So I have data where many values (x) have been separated because of case issue and I would like to merge all these values ignoring case and simply adding the values in the other columns (y and z)
I have a dataframe like:
x y z
rain 2 40
Rain 4 50
RAIN 7 25
Wind 8 10
Snow 3 9
SNOW 11 25
I want a Dataframe like:
x y z
Rain 13 115
Wind 8 10
Snow 14 34
You could lower the caps on the first column and then aggregate.
Option 1: base R's aggregate()
with(df, aggregate(list(y = y, z = z), list(x = tolower(x)), sum))
# x y z
# 1 rain 13 115
# 2 snow 14 34
# 3 wind 8 10
Alternatively, the formula method could also be used.

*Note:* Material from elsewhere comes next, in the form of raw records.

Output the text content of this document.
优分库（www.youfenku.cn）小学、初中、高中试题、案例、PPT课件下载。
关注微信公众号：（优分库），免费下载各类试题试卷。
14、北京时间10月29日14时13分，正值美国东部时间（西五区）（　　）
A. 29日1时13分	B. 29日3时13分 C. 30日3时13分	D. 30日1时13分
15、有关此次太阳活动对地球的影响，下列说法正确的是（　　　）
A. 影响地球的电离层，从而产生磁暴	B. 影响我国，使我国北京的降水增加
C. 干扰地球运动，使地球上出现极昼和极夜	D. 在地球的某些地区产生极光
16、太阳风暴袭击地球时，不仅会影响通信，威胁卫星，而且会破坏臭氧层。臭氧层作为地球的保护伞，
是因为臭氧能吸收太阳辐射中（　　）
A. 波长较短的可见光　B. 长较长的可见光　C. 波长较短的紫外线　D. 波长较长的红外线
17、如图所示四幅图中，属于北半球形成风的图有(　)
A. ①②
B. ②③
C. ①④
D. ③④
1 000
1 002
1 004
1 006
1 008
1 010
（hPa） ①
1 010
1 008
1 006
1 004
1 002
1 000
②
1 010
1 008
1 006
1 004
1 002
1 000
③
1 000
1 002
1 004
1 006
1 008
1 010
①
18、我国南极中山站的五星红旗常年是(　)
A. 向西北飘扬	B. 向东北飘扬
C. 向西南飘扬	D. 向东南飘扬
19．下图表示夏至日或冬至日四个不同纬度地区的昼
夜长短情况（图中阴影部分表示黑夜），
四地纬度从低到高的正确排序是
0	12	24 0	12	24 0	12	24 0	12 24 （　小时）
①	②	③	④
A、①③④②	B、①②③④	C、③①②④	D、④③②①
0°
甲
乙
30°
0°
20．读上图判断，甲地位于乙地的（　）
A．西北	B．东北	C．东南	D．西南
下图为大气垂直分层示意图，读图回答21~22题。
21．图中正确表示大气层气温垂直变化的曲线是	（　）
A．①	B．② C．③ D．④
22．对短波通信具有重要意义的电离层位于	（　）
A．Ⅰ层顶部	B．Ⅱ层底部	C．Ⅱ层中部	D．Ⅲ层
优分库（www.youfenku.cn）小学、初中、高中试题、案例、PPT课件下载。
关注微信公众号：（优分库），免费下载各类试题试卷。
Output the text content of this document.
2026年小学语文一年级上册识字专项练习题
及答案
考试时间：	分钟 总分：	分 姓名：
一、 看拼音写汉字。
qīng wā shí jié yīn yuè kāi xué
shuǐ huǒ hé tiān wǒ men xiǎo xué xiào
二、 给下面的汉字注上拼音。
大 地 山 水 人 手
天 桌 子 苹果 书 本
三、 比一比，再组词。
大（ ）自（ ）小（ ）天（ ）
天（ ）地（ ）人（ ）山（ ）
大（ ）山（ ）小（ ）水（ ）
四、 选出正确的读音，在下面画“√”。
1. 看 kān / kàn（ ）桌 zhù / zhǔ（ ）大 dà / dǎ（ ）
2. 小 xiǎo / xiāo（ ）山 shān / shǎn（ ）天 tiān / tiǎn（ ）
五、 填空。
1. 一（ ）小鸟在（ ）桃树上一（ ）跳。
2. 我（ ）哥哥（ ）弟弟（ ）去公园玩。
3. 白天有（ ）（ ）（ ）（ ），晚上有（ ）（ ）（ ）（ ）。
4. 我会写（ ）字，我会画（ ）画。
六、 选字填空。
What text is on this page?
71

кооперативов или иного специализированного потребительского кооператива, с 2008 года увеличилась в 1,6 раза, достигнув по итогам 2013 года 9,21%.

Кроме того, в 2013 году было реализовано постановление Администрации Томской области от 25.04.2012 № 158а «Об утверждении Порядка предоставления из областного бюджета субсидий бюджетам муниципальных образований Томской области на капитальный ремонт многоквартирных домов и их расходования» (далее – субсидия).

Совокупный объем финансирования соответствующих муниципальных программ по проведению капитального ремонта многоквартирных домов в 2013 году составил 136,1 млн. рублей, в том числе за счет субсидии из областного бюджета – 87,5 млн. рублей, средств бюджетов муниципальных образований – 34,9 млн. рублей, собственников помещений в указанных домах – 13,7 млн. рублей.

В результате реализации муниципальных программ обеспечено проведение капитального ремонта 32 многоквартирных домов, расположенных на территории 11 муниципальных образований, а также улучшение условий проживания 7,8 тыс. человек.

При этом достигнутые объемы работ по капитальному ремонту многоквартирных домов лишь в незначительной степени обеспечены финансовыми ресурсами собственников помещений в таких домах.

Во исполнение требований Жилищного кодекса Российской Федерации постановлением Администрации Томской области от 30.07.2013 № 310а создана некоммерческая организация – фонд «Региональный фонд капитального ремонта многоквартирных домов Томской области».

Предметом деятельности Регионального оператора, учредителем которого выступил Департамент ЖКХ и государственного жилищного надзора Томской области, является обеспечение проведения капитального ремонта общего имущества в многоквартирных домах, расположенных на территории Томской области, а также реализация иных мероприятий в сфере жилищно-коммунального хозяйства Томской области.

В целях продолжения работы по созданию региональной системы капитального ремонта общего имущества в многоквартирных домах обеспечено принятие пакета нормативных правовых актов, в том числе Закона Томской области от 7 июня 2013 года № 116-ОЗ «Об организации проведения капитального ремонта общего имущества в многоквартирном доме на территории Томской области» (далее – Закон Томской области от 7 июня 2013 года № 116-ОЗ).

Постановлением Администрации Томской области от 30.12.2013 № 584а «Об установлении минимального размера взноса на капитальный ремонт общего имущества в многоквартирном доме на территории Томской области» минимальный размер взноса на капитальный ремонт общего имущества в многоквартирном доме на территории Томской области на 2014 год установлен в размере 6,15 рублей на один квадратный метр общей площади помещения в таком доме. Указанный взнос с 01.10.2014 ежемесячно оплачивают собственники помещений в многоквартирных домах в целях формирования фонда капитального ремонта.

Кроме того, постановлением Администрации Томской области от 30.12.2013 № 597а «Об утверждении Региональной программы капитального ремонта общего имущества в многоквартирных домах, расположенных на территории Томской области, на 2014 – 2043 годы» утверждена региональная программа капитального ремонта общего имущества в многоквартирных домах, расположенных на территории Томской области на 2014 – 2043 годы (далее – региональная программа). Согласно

aggregate(. ~ x, transform(df, x = tolower(x)), sum)
Option 2: data.table. This also keeps the order you show in the result.
library(data.table)
as.data.table(df)[, lapply(.SD, sum), by = .(x = tolower(x))]
# x y z
# 1: rain 13 115
# 2: wind 8 10
# 3: snow 14 34
To order the result, use keyby
instead of by
Option 3: base R's xtabs()
xtabs(cbind(y = y, z = z) ~ tolower(x), df)
#
# tolower(x) y z
# rain 13 115
# snow 14 34
# wind 8 10
although this results in a table (probably not what you want, but worth noting), and I have yet to determine how to change the name on the x
result.
Data:
df <- tructure(list(x = structure(c(1L, 2L, 3L, 6L, 4L, 5L), .Label = c("rain",
"Rain", "RAIN", "Snow", "SNOW", "Wind"), class = "factor"), y = c(2L,
4L, 7L, 8L, 3L, 11L), z = c(40L, 50L, 25L, 10L, 9L, 25L)), .Names = c("x",
"y", "z"), class = "data.frame", row.names = c(NA, -6L))